[Biojava-l] blast xml parser

xling xling@tularik.com
Thu, 7 Jun 2001 22:58:57 -0700


Hi,

I just came back from San Francisco JAVA ONE conference.  One of the talk is
about xml java binding.

Sun has just released the  http://java.sun.com/xml/jaxb/index.html which is
trying to do the xml java binding.

This makes me think of the biojava blast parser.  I have to admit that there
is some significant learning curve for me to get comfortable with the
biojava SAX parser. Even after I have stepped through the parser
implementation code and knows exactly how the implementation works, still I
found it really kind of little help in doing the blast parsing (extract
alignment, start and end etc information) if no further work is devoted.
Compare to bioperl, the demo code is just a "proof of concept" rather than
the implementation library can be of real use.  Correct me if I am wrong.
Thus far biojava has not provided utilities in xml binding as it is not from
xml but from raw blast result and use SAX parser as a general tool to do the
parsing. The objects binding part after parsing is missing.  I am not sure
anyone in the mailing list has really put the biojava sax  blast parser in
real pratice. If you have done this, please share your experience with me.

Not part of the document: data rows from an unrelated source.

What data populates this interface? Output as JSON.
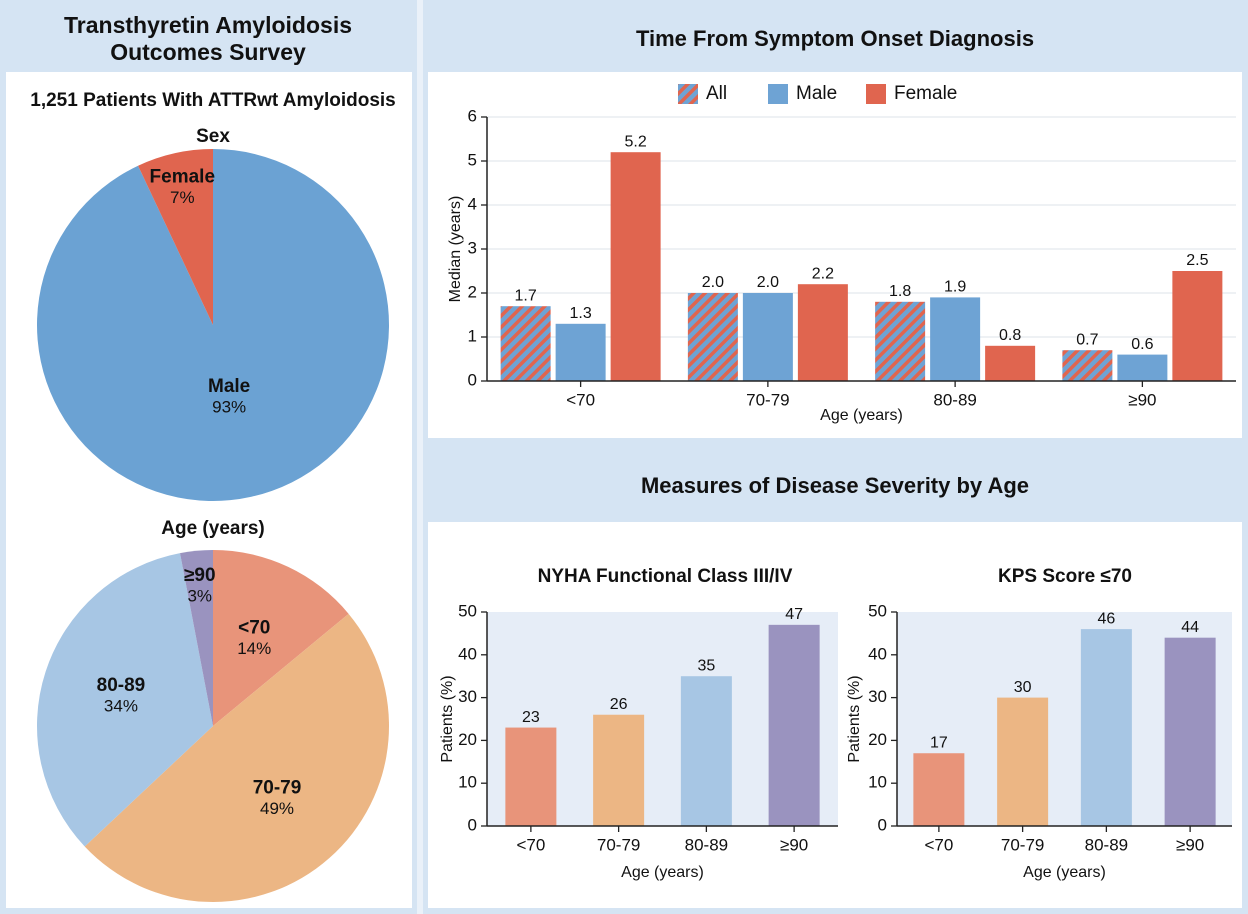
{
  "header": {
    "left_title": "Transthyretin Amyloidosis Outcomes Survey",
    "subtitle": "1,251 Patients With ATTRwt Amyloidosis",
    "severity_title": "Measures of Disease Severity by Age"
  },
  "chart_data": [
    {
      "type": "pie",
      "title": "Sex",
      "categories": [
        "Male",
        "Female"
      ],
      "values": [
        93,
        7
      ],
      "value_labels": [
        "93%",
        "7%"
      ],
      "colors": [
        "#6ba2d3",
        "#e0654f"
      ]
    },
    {
      "type": "pie",
      "title": "Age (years)",
      "categories": [
        "<70",
        "70-79",
        "80-89",
        "≥90"
      ],
      "values": [
        14,
        49,
        34,
        3
      ],
      "value_labels": [
        "14%",
        "49%",
        "34%",
        "3%"
      ],
      "colors": [
        "#e8947a",
        "#ecb684",
        "#a7c6e4",
        "#9a93bf"
      ]
    },
    {
      "type": "bar",
      "title": "Time From Symptom Onset Diagnosis",
      "xlabel": "Age (years)",
      "ylabel": "Median (years)",
      "categories": [
        "<70",
        "70-79",
        "80-89",
        "≥90"
      ],
      "series": [
        {
          "name": "All",
          "color": "#6ea3d4",
          "hatch_color": "#e0654f",
          "values": [
            1.7,
            2.0,
            1.8,
            0.7
          ],
          "value_labels": [
            "1.7",
            "2.0",
            "1.8",
            "0.7"
          ]
        },
        {
          "name": "Male",
          "color": "#6ea3d4",
          "values": [
            1.3,
            2.0,
            1.9,
            0.6
          ],
          "value_labels": [
            "1.3",
            "2.0",
            "1.9",
            "0.6"
          ]
        },
        {
          "name": "Female",
          "color": "#e0654f",
          "values": [
            5.2,
            2.2,
            0.8,
            2.5
          ],
          "value_labels": [
            "5.2",
            "2.2",
            "0.8",
            "2.5"
          ]
        }
      ],
      "ylim": [
        0,
        6
      ],
      "yticks": [
        0,
        1,
        2,
        3,
        4,
        5,
        6
      ],
      "grid": true,
      "legend": "top"
    },
    {
      "type": "bar",
      "title": "NYHA Functional Class III/IV",
      "xlabel": "Age (years)",
      "ylabel": "Patients (%)",
      "categories": [
        "<70",
        "70-79",
        "80-89",
        "≥90"
      ],
      "values": [
        23,
        26,
        35,
        47
      ],
      "colors": [
        "#e8947a",
        "#ecb684",
        "#a7c6e4",
        "#9a93bf"
      ],
      "ylim": [
        0,
        50
      ],
      "yticks": [
        0,
        10,
        20,
        30,
        40,
        50
      ]
    },
    {
      "type": "bar",
      "title": "KPS Score ≤70",
      "xlabel": "Age (years)",
      "ylabel": "Patients (%)",
      "categories": [
        "<70",
        "70-79",
        "80-89",
        "≥90"
      ],
      "values": [
        17,
        30,
        46,
        44
      ],
      "colors": [
        "#e8947a",
        "#ecb684",
        "#a7c6e4",
        "#9a93bf"
      ],
      "ylim": [
        0,
        50
      ],
      "yticks": [
        0,
        10,
        20,
        30,
        40,
        50
      ]
    }
  ]
}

In the past, this may make sense.  But now ncbi blast utility can provide
xml format result. I think biojava really should embrace this to do the xml
binding to the current biojava objects.  Or use jaxb package to instantiate
intermediate objects.  For parsing purposes, the intermediate objects may be
good enough. I am thinking about trying this when I have some spare time to
take a spin on the jaxb stuff.

Please comment on this. As far as I am concerned, the bioinformatics result
I/O parsing including blast and similar tools is kind of critical.


Bruce Ling, Ph.D.
Tularik, Inc.
http://www.tularik.com